Der Dekan, der nicht nur Kenner, sondern auch Verfechter der Kent'schen Mortalphilosophie war, wirkte mit einem Mal verstört. Seine Stirn zeichneten tiefe Falten, seine Augen blickten fragend aus ihren Höhlen hervor. Selbst wenn, Selbst wenn, murmelte er mehrere Minuten lang vor sich hin, bis meinem Doktorvater die Geduld entschwand als wäre sich nichts als verbrauchte Luft, die aus den Lungen strömt. Selbst wenn was?, fragte er, sich leicht im Ton vergreifend. Nun, sagte der Dekan. Die Situation sei, wie so oft, eine verzwickte. Man könne einem Ansuchen Dr. Kents nur schwer ablehnen, handle es sich doch beinahe um ein brandoisches Angebot mit Kent als Paten. Aber selbst der Ruf Kents werde wohl nicht über Fakten disponieren können, die gegeben sind. Die finanzielle Situation sei eben denkbar schlecht. Und auch wenn Kents Mortalphilosophie auf Engste mit seiner Moralphilosophie verknüpft sei werde ein Lehrstuhl am Institut für Moralphilosophie erst in 3 Jahren frei; von einem Lehrstuhl für Mortalphilosophie, wie er in Kingshill für Kent eingeführt würde, könne man ja hier ohnehin nur träumen. Kurzum: nichts wäre für die Universität reizvoller, als einen Kent sein eigen nennen zu können, aber so reizvoll dies auch ist, ist es ebenso unfinanzierbar. Man werde das Angebot ablehnen müssen.
Enttäuscht, nicht aber unbedingt überrascht über diese Wendung – freilich wäre eine Berufung Kents hierzulande zu viel des Guten gewesen – fragte ich, ob ich ein Antowrt schreiben aufsetzen solle. Der Dekan und ebenso der Doktorvater aber reagierten gleichermaßen entsetzt. Ob ich noch bei Trost sei, fragte man mich, ob ich mir über den Einfluss Kents im gesamten philosophischen Bereich im Klaren sei? Ihn abzulehnen, ihn offiziell abzulehnen, das sei nichts geringeres als philosophischer Selbstmord! Kent habe schon viel Mitstreiter ruiniert und er werde, so sagten sie, auch uns, auch mich, das ganze Institut ruinieren, wenn man ihn offiziell ablehne! Es müsse ein anderes Vorgehen gewählt werden.
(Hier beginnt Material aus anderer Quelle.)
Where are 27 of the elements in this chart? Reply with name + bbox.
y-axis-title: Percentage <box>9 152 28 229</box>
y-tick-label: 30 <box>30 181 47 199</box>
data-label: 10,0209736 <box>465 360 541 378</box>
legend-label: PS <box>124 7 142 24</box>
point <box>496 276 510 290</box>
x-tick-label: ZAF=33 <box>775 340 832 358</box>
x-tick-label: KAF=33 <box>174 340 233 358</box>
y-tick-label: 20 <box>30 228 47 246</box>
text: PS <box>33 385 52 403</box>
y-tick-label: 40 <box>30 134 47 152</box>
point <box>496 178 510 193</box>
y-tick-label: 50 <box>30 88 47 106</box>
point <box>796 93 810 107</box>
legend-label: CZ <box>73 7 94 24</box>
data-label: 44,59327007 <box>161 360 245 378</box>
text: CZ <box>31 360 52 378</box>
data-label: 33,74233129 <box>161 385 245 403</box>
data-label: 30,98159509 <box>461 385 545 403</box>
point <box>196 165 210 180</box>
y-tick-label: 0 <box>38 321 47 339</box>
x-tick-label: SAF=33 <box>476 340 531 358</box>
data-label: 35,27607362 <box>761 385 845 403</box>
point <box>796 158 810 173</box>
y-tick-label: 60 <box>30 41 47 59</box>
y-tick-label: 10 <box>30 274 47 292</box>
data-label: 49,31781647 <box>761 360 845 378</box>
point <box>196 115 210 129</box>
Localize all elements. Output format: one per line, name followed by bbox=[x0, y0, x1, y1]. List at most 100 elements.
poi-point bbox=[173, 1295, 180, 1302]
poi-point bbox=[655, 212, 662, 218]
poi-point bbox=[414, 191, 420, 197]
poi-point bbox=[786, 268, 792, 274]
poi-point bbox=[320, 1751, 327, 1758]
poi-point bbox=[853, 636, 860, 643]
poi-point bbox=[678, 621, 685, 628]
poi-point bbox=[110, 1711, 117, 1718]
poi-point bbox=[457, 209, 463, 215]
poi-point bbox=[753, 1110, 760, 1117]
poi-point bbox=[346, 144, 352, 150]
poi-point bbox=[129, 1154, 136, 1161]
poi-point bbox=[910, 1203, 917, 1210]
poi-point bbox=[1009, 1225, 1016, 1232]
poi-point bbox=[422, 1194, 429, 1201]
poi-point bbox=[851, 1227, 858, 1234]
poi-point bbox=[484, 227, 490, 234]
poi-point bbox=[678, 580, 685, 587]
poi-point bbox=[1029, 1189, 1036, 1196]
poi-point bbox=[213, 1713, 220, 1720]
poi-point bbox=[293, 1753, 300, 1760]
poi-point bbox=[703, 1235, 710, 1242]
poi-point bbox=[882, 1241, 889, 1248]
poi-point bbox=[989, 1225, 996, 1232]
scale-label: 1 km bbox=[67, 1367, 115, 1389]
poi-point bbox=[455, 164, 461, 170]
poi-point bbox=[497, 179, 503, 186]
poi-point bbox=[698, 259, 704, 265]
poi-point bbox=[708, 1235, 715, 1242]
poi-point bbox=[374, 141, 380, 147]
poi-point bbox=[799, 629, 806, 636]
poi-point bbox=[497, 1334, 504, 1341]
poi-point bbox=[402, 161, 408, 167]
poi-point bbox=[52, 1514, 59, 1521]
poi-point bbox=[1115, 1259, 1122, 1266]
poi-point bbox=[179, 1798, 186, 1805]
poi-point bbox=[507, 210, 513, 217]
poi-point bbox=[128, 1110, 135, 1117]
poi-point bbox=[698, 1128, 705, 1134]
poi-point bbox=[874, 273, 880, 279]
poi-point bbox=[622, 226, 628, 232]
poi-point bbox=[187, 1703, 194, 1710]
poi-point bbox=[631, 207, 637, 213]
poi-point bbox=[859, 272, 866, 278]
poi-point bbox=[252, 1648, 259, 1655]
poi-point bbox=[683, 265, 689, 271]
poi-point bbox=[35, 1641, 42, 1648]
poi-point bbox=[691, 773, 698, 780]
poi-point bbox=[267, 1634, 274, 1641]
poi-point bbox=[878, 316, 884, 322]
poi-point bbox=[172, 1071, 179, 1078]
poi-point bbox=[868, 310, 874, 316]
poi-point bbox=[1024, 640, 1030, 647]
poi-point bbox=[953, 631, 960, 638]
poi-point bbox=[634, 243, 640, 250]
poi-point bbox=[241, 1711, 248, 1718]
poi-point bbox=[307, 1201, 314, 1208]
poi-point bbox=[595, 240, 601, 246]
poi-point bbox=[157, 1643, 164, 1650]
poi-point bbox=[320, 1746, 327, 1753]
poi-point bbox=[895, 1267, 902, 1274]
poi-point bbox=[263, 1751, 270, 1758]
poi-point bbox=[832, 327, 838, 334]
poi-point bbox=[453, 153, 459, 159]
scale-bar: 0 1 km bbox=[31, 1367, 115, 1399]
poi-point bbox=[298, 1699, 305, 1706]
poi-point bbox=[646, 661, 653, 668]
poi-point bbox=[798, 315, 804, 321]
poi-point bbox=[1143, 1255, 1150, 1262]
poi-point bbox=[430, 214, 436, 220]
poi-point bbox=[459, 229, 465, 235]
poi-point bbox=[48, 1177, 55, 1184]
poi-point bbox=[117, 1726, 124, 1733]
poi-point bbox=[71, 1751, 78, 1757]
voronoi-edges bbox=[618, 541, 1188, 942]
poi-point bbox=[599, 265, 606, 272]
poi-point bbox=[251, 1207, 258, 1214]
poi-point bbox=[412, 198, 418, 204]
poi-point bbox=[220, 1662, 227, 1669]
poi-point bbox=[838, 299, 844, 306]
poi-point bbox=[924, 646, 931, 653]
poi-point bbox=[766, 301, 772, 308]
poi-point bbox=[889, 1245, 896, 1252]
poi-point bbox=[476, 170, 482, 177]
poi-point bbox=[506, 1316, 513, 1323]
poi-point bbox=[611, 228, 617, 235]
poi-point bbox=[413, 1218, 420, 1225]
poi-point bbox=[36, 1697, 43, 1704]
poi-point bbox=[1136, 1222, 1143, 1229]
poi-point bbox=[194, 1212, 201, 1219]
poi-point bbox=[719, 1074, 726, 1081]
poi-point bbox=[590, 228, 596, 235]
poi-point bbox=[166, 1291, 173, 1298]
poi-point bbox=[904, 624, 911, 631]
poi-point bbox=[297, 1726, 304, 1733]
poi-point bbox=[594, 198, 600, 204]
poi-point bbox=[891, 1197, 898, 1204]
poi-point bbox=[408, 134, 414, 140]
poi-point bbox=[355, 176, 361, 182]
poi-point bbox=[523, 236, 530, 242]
Die Zustände an den Universitäten, soll Kent zu der Zeit seiner Bewerbung immer wieder beklagt haben, seien allerorts die schlimmsten. Man lebe in einer Zeit, in der das höchste Gut selbst – der menschliche Geist – nichts mehr wert sei. Die Formung des Geistes, die Grundlegung menschlichen Verhaltens und die vernünftige Ausarbeitung von Prinzipien desselben habe man eingetauscht gegen ein schnelllebiges System, das nicht auf Wert, sondern auf Verwertung basiere. Er habe sich, soll er seinen Kollegen in Kingshill erzählt haben, nicht zu einem solchen Schritt entschlossen. Ein Entschluss, soll er gesagt haben, setze Alternativen voraus. Diese aber seien ihm nicht mehr gegeben, nicht mehr auf diese Art. Diese Umwälzung universitärer Strukturen hin zu pseudo-akademischen Graden sei geradezu ein Angriff auf die Professorenzunft und müsse mit allen Mitteln bekämpft werden. Schließlich sei er, Kent, aus Kingshill nie herausgekommen und könne ihn, Kent, aus Kingshill auch nichts anderes herausbewegen als der pure Zwang von innen. So wolle er nun nach Wien, in das altehrwürdige Wien, weil dort der Fortschritt schon immer mit Argwohn beäugelt wurde und dieser Argwohn gerade im universitären Bereich nichts anderes als moralisch geboten sei. Das studentische Niveau sei ohnehin ein ständiger Verfall, aber nun anstatt Magister- und Doktorarbeiten jemandem einen Bachelor zu verleihen, das sei die Spitze eines Eisbergs, der er, Kent, nicht mehr erklimmen werde.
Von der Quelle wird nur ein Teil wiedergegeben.